Arca est une parabole de l’inégalité sociale. Le projet de l’arche fait suite à un effondrement écologique. Cette dimension écologique et politique n’est pas surprenante en regardant la biographie de Van Jensen. Il est né et a grandi dans la région agricole de l’ouest du Nebraska. Il débute comme journaliste criminel, puis rédacteur en chef de magazine. Les citoyens dominent le vaisseau qu’ils ont subventionné. Leur droit est défendu par les assistants et leurs besoins sont assurés par les pionniers qui n’ont donc aucun droit politique. Le plan du vaisseau illustre également l’inégalité sociale. Si les citoyens ont des appartements confortables ressemblant à ceux de la Terre, les pionniers dorment dans des couchettes.

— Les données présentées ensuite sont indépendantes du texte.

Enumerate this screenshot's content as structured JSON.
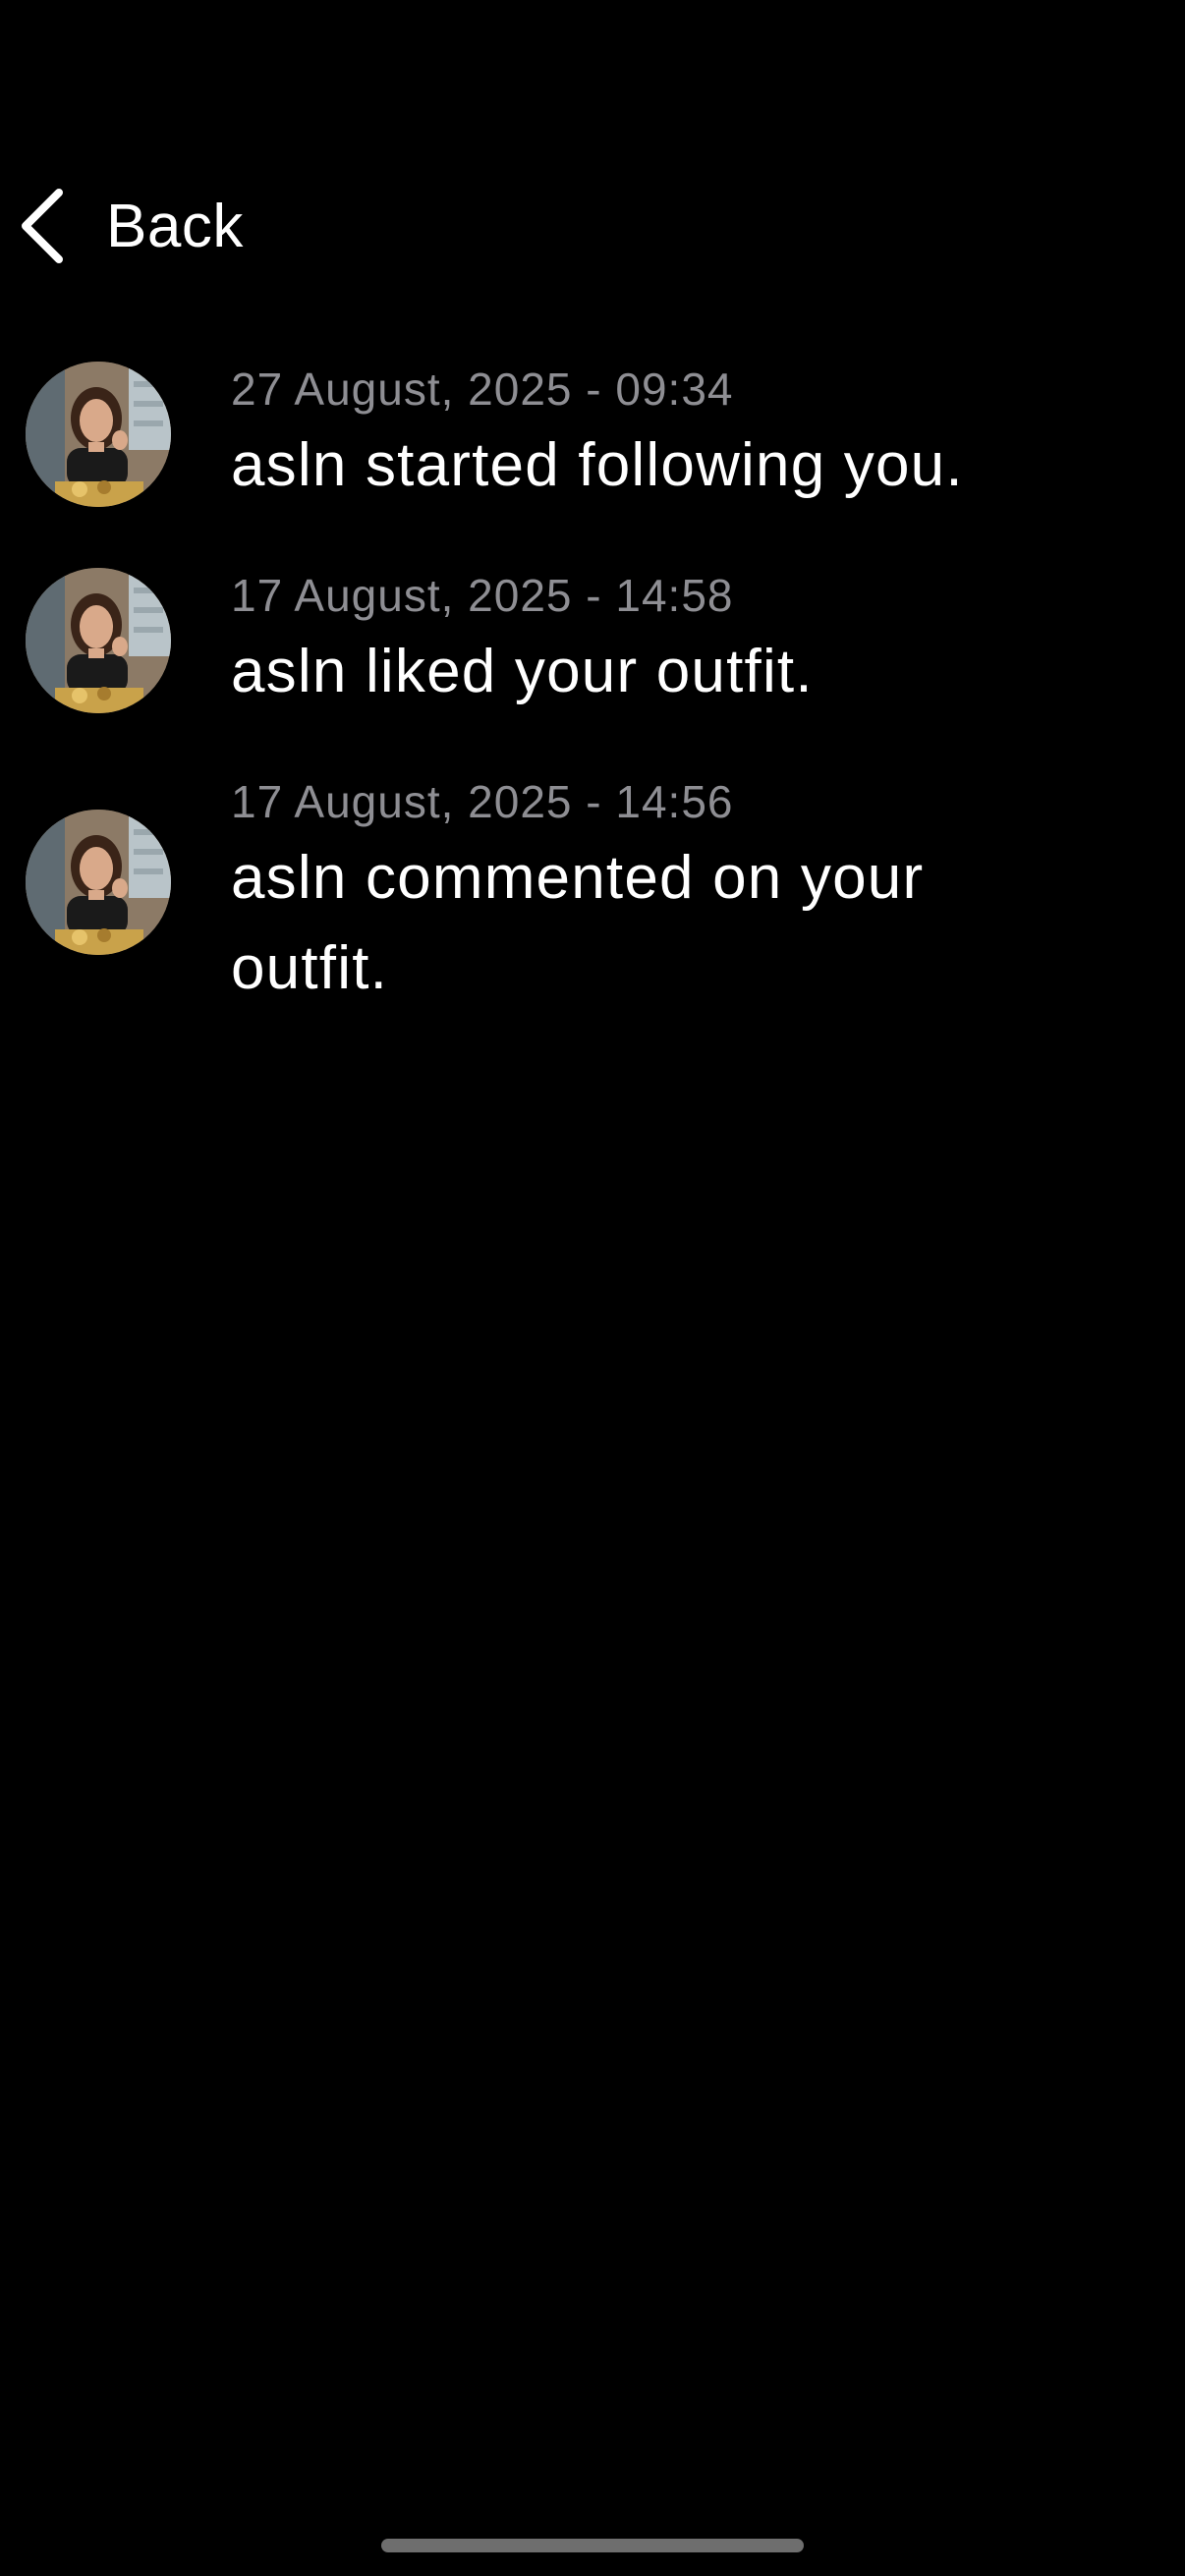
{
  "header": {
    "back_label": "Back",
    "back_icon": "chevron-left-icon"
  },
  "notifications": [
    {
      "timestamp": "27 August, 2025 - 09:34",
      "message": "asln started following you.",
      "avatar": "user-avatar"
    },
    {
      "timestamp": "17 August, 2025 - 14:58",
      "message": "asln liked your outfit.",
      "avatar": "user-avatar"
    },
    {
      "timestamp": "17 August, 2025 - 14:56",
      "message": "asln commented on your outfit.",
      "avatar": "user-avatar"
    }
  ],
  "colors": {
    "background": "#000000",
    "primary_text": "#ffffff",
    "secondary_text": "#8e8e93"
  }
}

Cette domination spatiale concerne aussi le choix de l’occupation de l’espace – une partie de la ferme est consacrée à la viticulture – et des activités. Les citoyens pratiquent le yoga, le tennis et, comme pendant la Rome antique, ils assistent à des combats de boxe entre pionniers qui le font pour de la nourriture. Comme le carnaval, des rites accordent une transgression temporaire pour permettre au système de durer et un mythe conforte le régime politique : un milliardaire David Fox s’est sacrifié pour permettre le lancement de l’Arca. Les pionniers n’ont pas le droit de lire. Ils ne sont donc pas des jeunes en formation. Au fil de ses échanges avec les autres, je me rends compte de l’ampleur des lacunes de base d’Effie. Cependant, cette méconnaissance est voulue et les mensonges s’accumulent au fil des pages. En effet, le livre s’intéresse également à la vision que la société a de la jeunesse. Les pionniers doivent servir les riches jusqu’à la certification, leur majorité, puis ils sont dispensés. Leur liberté de déplacement est si encadrée qu’ils doivent seulement aller à l’étage de leur citoyen. Cette fonction passe également par un ton respectueux à adopter. Dès le matin, une voix répète un discours de propagande sur la nécessité du service. Ils sont dressés dès l’enfance par l’école et sanctionnés au moindre comportement inapproprié. Le registre repose sur la culpabilisation : chaque erreur des jeunes risque de pénaliser le succès de l’ensemble de la mission. La soirée est occupée par la diffusion de dessins animés. Cette vision est bien saisie mais je suis rarement surpris. Ayant déjà vu Soleil Vert ou 1984, le secret du navire manque d’originalité et donc je trouve les pensées d’Effie naïves. 

Alors, convaincus ?

Toute la première partie d’Arca constitue l’enquête d’Effie aidée de ses amis pour comprendre les secrets derrière le projet de l’arche. Une fois la supercherie dévoilée, l’action se renforce autour d’un récit dystopique. Sans vouloir gâcher la surprise, le final montre l’ampleur du mensonge et combien l’élite peut vouloir préserver son pouvoir face à la jeunesse.